Public school in Texas, United States

Lebanon Trail High School is a public high school located in Frisco, Texas, United States that is part of the Frisco Independent School District. The school opened its doors in August 2016 for the 2016–2017 academic year. The school is the district's ninth high school. Upon opening, only freshman attended the school, unlike most other high schools in the district. This decision was made by the district in order to not move students from high schools multiple times, as other high schools had recently opened in the area less than 4 years prior. Around 2,000 students attend Lebanon High making it one of the largest high schools in Frisco ISD in terms of student population. For the 2021-2022 school year, the school was rated "A" by the Texas Education Agency.

== Namesake ==
The school is named for Lebanon, a community which existed at the site about half a century before Frisco and was located near the Preston Trail.
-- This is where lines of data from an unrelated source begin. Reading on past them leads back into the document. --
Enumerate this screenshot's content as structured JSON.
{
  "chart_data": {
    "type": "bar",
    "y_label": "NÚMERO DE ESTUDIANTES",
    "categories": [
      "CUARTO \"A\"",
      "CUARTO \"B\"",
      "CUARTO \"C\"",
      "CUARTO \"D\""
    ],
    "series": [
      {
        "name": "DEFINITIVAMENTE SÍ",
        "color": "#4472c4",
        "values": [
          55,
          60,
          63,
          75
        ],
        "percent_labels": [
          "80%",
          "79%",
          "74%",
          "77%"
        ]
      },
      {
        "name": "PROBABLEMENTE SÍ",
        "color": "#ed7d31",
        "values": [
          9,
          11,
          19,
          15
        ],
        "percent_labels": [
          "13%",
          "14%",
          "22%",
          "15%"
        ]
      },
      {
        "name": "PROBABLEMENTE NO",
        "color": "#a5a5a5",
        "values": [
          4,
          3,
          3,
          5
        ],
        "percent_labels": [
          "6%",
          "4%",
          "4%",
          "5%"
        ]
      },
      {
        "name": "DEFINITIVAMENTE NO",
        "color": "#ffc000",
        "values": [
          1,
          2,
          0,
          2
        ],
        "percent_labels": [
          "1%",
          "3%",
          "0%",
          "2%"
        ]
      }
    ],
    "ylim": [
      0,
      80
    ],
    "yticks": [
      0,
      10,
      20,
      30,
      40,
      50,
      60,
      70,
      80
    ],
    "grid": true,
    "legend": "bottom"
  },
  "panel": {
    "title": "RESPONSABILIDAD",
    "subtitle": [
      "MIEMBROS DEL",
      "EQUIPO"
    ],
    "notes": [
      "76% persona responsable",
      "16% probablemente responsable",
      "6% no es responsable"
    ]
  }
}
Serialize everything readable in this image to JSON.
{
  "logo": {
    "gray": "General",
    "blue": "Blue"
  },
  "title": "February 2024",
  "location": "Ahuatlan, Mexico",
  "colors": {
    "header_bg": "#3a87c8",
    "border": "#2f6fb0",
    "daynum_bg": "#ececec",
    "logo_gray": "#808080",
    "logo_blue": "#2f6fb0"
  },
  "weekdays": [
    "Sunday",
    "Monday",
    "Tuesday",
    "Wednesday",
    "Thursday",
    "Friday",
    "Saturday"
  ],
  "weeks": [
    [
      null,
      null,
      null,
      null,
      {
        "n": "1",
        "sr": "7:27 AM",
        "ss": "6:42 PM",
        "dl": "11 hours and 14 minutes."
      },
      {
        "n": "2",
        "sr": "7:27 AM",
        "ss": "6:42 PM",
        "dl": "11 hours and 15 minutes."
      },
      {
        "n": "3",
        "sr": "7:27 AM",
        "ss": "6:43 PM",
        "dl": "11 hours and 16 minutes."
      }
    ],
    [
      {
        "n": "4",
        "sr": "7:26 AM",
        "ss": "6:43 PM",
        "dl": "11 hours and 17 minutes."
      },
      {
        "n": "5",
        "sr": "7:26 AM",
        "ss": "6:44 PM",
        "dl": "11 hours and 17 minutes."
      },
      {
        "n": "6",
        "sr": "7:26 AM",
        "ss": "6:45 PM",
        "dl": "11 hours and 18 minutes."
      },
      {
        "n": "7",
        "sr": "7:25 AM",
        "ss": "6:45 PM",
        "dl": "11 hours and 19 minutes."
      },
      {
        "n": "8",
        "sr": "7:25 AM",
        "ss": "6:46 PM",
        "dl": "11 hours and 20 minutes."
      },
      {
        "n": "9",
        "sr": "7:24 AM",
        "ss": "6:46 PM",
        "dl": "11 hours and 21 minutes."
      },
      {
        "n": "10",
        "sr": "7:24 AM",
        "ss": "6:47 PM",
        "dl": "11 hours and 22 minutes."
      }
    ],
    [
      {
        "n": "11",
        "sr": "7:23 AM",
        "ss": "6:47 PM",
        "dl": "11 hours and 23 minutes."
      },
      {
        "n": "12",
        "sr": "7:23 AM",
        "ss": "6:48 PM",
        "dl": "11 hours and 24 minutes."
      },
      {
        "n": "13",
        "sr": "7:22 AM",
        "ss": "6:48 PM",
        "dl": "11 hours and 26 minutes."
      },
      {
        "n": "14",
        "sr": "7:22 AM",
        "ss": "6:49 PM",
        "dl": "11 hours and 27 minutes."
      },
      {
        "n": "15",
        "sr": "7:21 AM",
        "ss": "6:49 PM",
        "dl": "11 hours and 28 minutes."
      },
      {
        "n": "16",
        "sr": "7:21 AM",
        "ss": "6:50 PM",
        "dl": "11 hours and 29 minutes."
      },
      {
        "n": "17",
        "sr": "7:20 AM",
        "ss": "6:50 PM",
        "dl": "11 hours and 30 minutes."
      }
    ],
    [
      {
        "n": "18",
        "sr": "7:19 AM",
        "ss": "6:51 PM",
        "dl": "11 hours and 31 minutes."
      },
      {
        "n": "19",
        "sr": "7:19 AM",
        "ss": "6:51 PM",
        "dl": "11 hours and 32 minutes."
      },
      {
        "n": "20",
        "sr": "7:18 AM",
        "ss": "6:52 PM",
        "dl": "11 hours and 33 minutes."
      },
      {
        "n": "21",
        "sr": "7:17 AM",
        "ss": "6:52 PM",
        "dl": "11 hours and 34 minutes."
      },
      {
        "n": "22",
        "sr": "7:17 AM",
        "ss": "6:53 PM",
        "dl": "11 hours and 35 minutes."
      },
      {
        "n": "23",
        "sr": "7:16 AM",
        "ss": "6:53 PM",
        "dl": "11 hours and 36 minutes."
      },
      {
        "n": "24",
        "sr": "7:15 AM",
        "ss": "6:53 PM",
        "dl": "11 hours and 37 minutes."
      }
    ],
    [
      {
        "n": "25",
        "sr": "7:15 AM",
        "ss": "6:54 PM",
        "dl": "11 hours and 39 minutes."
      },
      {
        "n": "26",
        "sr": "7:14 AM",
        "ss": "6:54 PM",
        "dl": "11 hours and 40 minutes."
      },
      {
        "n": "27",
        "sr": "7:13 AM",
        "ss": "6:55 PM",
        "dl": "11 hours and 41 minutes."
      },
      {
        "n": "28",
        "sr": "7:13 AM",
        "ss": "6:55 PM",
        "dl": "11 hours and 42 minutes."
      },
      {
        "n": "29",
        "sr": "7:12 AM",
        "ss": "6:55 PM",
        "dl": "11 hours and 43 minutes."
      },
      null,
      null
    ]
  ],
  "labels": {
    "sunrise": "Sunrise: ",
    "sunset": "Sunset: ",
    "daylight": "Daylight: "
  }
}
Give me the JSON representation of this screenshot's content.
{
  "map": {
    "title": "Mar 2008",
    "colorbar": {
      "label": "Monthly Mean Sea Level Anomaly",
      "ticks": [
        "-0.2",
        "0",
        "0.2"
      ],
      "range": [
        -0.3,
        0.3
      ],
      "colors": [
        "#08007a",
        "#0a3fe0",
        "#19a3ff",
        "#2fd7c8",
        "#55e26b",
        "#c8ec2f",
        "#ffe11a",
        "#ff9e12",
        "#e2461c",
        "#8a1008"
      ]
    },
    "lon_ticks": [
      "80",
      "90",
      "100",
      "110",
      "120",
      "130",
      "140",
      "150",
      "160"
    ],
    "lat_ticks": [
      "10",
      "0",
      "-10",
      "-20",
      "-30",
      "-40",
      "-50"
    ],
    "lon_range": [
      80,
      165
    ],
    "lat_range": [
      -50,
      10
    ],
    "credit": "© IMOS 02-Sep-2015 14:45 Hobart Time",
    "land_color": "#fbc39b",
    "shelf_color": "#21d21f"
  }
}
An initial decision to name the school Lebanon High School caused controversy among parents and students alike, who felt that the school's name would be too reminiscent of the Middle Eastern country of the same name; the community was allegedly in favor of a more "American-themed name."

==Athletics==

The Lebanon Trail Blazers compete in the following sports:
- Cross Country
- Golf
- Swimming and Diving
- Tennis
- Track and Field
- Wrestling
- Football
- Softball
- Powerlifting
- Basketball
- Soccer
- Volleyball
- Baseball

==Orchestra==
In the 2020 TMEA Honor String Orchestra Competition, the Lebanon Trail Chamber Orchestra competed for the first time in the school's history. After an initial round of judging, the Lebanon Trail Chamber Orchestra was one of 11 finalists that advanced to the second and final round of judging, where they received 6th place overall out of 39 entries from the best high school orchestra programs in the state of Texas.

==Band==

In the 2019 UIL 5A State Marching Band Preliminary Competition, which was their first opportunity to advance to the State Competitions, the TrailBlazer Band received first overall in the Area Competition and therefore advanced to the State Finals that includes the top twelve bands from the preliminary competition. In the State Finals, the Trail Blazers received 8th overall out of 36 schools. The Trailblazer band in 2025 made first place at the Mckinney Marching Competition and then proceeded to make State, advancing to finals and making 4th out of 38 schools.

== Theatre ==
In the 2021 UIL 5A State One Act Competition, which was Lebanon Trail Theatre's first time attending state they placed Sixth overall for their performance. The following year, for their One Act performance of Cover of Life they advanced all the way to the UIL 5A State One Act Competition, where they placed eighth overall. From Zone to State they won numerous awards for all different aspects of the production.